3 neurosurgeons pressuring me to get CK during pandemic! 1 said I could wait 20.

[Cheryl R]

That dr doesn't have a clue about ANs.          That is an issues with many many ANers,         Look for a neurotologist.           Cheryl R

[ivana]

Hi all,

Had to chime in since I am a LONG CK AN'er.... just celebrated 14 years post-CK.

BigJoe, sounds like you are doing the proper homework to see what will work best for you.  Typically... your size AN is borderline small to medium (I believe medium range starts at 1.5mm.... any over 3cm is deemed large, but again, that is the last time I checked...) and, where your symptoms are there but tolerable, I would continue to peruse the discussion forum for specifics.

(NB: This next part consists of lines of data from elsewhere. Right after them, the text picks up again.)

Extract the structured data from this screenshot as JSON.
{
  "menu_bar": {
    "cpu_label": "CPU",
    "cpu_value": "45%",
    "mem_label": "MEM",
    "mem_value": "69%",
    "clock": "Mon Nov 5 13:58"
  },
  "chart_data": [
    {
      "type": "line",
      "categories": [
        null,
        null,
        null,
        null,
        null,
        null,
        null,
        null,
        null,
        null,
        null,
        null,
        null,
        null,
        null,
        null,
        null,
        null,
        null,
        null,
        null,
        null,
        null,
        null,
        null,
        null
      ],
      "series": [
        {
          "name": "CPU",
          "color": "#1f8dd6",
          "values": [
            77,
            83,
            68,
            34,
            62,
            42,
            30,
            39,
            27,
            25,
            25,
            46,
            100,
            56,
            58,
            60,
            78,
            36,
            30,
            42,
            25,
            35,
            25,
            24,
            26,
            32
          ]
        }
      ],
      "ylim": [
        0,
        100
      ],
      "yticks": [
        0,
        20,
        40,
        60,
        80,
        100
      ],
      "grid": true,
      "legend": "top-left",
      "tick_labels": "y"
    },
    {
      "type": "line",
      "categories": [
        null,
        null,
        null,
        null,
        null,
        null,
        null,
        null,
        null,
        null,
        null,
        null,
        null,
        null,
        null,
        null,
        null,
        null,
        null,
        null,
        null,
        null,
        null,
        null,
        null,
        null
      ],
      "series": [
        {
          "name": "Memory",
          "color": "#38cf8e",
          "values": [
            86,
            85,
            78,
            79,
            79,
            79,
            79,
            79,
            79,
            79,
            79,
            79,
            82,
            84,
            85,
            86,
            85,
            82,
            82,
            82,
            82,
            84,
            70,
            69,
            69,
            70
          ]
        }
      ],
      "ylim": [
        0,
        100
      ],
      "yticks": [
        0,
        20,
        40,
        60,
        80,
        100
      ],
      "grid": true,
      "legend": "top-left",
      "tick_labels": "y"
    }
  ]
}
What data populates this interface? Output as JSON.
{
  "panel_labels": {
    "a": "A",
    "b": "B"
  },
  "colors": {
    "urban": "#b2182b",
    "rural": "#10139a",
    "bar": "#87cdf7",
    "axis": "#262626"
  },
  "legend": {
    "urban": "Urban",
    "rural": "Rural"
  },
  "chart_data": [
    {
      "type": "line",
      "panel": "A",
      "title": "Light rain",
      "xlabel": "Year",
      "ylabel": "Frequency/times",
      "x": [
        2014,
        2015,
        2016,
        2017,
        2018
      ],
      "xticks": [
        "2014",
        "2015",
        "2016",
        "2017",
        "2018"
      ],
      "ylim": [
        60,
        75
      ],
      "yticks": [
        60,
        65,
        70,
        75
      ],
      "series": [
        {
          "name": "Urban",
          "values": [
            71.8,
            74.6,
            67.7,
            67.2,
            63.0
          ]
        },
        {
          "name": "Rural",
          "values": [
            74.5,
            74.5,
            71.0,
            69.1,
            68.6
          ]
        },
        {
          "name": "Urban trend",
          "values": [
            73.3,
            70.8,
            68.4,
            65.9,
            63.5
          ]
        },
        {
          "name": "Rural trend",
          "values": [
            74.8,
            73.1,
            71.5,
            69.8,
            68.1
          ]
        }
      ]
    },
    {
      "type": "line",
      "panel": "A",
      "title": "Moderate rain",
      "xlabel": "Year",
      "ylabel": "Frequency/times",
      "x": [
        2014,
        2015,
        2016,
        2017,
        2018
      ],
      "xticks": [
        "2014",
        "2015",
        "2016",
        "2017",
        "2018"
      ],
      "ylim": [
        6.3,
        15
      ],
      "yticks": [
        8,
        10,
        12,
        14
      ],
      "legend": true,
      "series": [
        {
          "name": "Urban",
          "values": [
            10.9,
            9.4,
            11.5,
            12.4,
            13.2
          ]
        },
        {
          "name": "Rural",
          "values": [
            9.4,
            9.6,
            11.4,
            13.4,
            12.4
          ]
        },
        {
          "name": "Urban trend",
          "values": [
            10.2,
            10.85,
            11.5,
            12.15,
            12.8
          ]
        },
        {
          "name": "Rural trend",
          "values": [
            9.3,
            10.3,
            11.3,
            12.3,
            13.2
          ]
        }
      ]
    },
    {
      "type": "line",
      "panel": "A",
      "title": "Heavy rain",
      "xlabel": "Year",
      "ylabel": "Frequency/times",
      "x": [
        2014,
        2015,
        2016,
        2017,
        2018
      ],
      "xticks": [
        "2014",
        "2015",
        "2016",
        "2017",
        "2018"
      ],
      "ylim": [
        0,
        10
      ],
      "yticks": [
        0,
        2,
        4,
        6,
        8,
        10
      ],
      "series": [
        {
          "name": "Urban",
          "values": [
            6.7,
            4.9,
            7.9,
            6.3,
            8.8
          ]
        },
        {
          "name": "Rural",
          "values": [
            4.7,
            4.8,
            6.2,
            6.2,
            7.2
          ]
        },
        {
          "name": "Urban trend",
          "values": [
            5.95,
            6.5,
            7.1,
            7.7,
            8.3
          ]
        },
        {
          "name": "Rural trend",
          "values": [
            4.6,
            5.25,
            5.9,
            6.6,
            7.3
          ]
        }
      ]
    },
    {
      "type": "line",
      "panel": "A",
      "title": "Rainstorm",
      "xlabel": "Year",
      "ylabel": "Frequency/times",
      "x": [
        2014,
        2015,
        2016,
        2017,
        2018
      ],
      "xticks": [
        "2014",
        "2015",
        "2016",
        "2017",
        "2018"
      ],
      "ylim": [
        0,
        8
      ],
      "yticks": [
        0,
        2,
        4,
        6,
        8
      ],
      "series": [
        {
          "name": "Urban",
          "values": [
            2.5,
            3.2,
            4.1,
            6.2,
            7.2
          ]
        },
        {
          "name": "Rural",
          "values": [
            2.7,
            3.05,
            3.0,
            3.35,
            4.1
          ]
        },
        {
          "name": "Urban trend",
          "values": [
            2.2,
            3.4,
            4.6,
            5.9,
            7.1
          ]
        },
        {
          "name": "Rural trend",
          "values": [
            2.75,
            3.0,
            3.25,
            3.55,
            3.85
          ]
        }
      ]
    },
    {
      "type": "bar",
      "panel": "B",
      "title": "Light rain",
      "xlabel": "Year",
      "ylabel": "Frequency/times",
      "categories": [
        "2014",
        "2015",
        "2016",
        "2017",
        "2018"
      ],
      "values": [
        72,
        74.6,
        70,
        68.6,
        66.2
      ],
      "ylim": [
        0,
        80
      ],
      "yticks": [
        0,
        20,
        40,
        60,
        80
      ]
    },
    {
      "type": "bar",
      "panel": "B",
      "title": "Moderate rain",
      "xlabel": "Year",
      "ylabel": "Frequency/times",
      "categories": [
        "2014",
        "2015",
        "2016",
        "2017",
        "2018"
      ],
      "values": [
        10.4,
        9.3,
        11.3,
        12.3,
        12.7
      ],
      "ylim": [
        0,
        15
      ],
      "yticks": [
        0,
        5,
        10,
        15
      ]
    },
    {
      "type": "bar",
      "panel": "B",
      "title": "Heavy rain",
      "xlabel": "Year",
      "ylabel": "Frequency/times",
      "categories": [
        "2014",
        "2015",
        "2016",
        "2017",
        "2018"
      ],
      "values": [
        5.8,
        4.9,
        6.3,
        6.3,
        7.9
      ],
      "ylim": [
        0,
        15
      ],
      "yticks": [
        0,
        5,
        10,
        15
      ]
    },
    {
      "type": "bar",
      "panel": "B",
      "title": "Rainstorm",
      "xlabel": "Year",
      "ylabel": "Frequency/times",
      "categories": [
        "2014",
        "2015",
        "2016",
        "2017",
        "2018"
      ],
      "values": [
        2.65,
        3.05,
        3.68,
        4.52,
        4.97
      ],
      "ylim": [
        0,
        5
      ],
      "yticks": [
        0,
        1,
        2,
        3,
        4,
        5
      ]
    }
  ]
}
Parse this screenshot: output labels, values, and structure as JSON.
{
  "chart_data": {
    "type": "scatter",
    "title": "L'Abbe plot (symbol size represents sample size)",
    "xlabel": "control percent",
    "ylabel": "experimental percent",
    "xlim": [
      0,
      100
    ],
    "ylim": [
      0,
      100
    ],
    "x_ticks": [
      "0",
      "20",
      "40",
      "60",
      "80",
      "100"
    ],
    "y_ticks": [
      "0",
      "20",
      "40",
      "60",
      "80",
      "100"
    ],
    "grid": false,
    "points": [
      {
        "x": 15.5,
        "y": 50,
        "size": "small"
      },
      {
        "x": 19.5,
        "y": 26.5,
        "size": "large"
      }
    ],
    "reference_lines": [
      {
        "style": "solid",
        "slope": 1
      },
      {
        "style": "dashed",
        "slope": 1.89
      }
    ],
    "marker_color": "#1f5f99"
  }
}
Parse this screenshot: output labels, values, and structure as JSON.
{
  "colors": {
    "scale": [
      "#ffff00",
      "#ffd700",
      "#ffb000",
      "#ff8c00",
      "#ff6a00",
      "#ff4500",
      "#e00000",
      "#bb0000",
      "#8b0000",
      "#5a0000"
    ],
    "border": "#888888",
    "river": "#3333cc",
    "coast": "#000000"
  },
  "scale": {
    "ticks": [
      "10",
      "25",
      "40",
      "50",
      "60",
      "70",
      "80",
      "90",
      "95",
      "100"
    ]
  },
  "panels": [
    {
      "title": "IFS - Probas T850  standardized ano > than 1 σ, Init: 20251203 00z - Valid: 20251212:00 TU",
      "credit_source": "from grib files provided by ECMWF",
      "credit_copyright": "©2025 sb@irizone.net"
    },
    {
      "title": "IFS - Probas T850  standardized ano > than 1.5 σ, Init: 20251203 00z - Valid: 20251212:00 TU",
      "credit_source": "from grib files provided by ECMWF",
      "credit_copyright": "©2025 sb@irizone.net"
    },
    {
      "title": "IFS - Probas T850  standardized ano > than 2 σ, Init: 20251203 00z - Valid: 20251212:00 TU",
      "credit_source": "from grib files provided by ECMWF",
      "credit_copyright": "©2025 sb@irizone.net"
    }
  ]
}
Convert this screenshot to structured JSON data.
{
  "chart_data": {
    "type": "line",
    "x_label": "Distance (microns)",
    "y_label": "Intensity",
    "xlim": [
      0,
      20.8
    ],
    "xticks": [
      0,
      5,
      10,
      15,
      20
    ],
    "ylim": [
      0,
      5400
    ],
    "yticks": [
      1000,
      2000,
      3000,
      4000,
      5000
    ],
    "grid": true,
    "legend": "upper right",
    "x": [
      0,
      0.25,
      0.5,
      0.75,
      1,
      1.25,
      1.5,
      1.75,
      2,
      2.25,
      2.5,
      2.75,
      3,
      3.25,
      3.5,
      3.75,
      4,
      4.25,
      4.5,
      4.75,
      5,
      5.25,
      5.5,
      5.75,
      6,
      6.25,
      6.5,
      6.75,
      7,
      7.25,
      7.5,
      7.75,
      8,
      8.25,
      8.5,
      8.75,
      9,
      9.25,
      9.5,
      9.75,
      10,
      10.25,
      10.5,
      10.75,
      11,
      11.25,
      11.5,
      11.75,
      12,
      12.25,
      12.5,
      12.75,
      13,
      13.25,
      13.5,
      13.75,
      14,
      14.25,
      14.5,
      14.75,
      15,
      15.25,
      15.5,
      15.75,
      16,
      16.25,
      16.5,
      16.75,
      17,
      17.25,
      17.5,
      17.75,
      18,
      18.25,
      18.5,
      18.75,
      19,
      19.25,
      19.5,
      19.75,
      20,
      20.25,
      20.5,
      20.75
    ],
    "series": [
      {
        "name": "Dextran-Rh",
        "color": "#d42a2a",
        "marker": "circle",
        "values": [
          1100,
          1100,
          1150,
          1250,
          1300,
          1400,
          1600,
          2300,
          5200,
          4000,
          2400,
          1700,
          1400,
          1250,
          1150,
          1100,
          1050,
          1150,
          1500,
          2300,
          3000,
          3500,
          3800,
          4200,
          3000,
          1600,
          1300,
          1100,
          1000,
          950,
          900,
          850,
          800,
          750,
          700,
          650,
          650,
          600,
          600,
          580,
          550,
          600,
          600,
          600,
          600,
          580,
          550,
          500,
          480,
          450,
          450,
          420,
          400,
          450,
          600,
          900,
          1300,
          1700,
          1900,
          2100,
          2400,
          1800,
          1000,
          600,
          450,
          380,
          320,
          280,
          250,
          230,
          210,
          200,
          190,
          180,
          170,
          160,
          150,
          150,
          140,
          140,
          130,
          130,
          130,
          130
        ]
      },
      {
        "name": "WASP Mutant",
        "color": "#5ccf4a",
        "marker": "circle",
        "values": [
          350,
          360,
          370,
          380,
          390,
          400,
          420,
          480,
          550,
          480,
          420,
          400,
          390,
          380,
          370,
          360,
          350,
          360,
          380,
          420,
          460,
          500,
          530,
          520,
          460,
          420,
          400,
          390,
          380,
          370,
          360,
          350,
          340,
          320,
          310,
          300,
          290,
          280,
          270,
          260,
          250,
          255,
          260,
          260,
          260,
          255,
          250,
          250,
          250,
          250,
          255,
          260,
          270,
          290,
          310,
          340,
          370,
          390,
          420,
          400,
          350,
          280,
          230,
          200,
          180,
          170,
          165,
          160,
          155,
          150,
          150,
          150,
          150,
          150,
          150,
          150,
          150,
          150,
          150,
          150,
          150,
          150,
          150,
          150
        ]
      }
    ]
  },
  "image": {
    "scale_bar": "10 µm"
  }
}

There is the "Search" option on the home page to see if you can locate specific discussions regarding CK.... re: House Ear Clinic/Keck (Dr. Rick Friedman) and additional wealth of information.

For me, my AN was smaller than yours (1cm).  My neurosurgeon did my baseline MRI, then 6 mos later, we did another so we could do "comparison" to see if it was doing anything. In my case, it was. Like you, I did my research here on the forums... and also took advantage of the ANA Peer to Peer talk list (phone/email). For me and my particular situation, CK was offered here in Boston and that is the route I took. For me, it was highly successful (I can say this 14 years later!) and yet, as we all know, "individual results may vary."

Suggestion ... This Sunday, May 3 from 5p-6p EDT, the ANA is hosting an upcoming virtual event, where I will be co-hosting with the ANA and Mark McLaren, who was my mentor in my AN journey. I believe Mark is approximately 20 years post CK.

Participants need to register with the ANA for access to this discussion.  It may be worth checking out as you are doing your research and have questions.

https://www.anausa.org/programs/support-groups/upcoming-events

Regardless if microsurgical or radiation, know that we are here for you!   Hope to have you join us this Sunday.

All, be well... stay safe!

Phyl

Hi Phyl!
I am 37 years old musician, sound producer, and preparing for CK or GK. I am in big trouble deciding what is right choice for me. My hearing is everything in my life and I still hold on good Grade 1 hearing, with bad tinnitus in AN ear. It is still small 9x8x6, but causes symptoms like ear pain, face sensations, burning and twitching, fullness of ear and in general some weird feeling. I am feeling CK more than GK because less traumatic treatment, but all doctors who do GK told me the same " it is not precise enough for brain procedures and will damage surrounding tissues". When I say doctors I mean big names like Lunsford etc. That scares me. Please tell me your story, how is your hearing today? Did you have any problems? Thank you so much! Means a lot! Ivana

[mwatto]

I had my CK done in Perth Australia almost three years ago now...so far so good. My hearing and balance seem fine. Have had no side effects really except I get occasional nerve pain in ear which I had before treatment. Also my sleep is still an issue tho that might be genetic as my sisters also have. I continue to have daily ginger, boswellia, bromelain and D3, propolis and curcumin. I exercise every day in gym and play chess against my super clever mathematician husband to stay brain sharp. So no cognitive issues. Full of energy. So I can recommend CK so far... I had three sessions for 2 cm in a bad location. There were cystic components but they disappeared.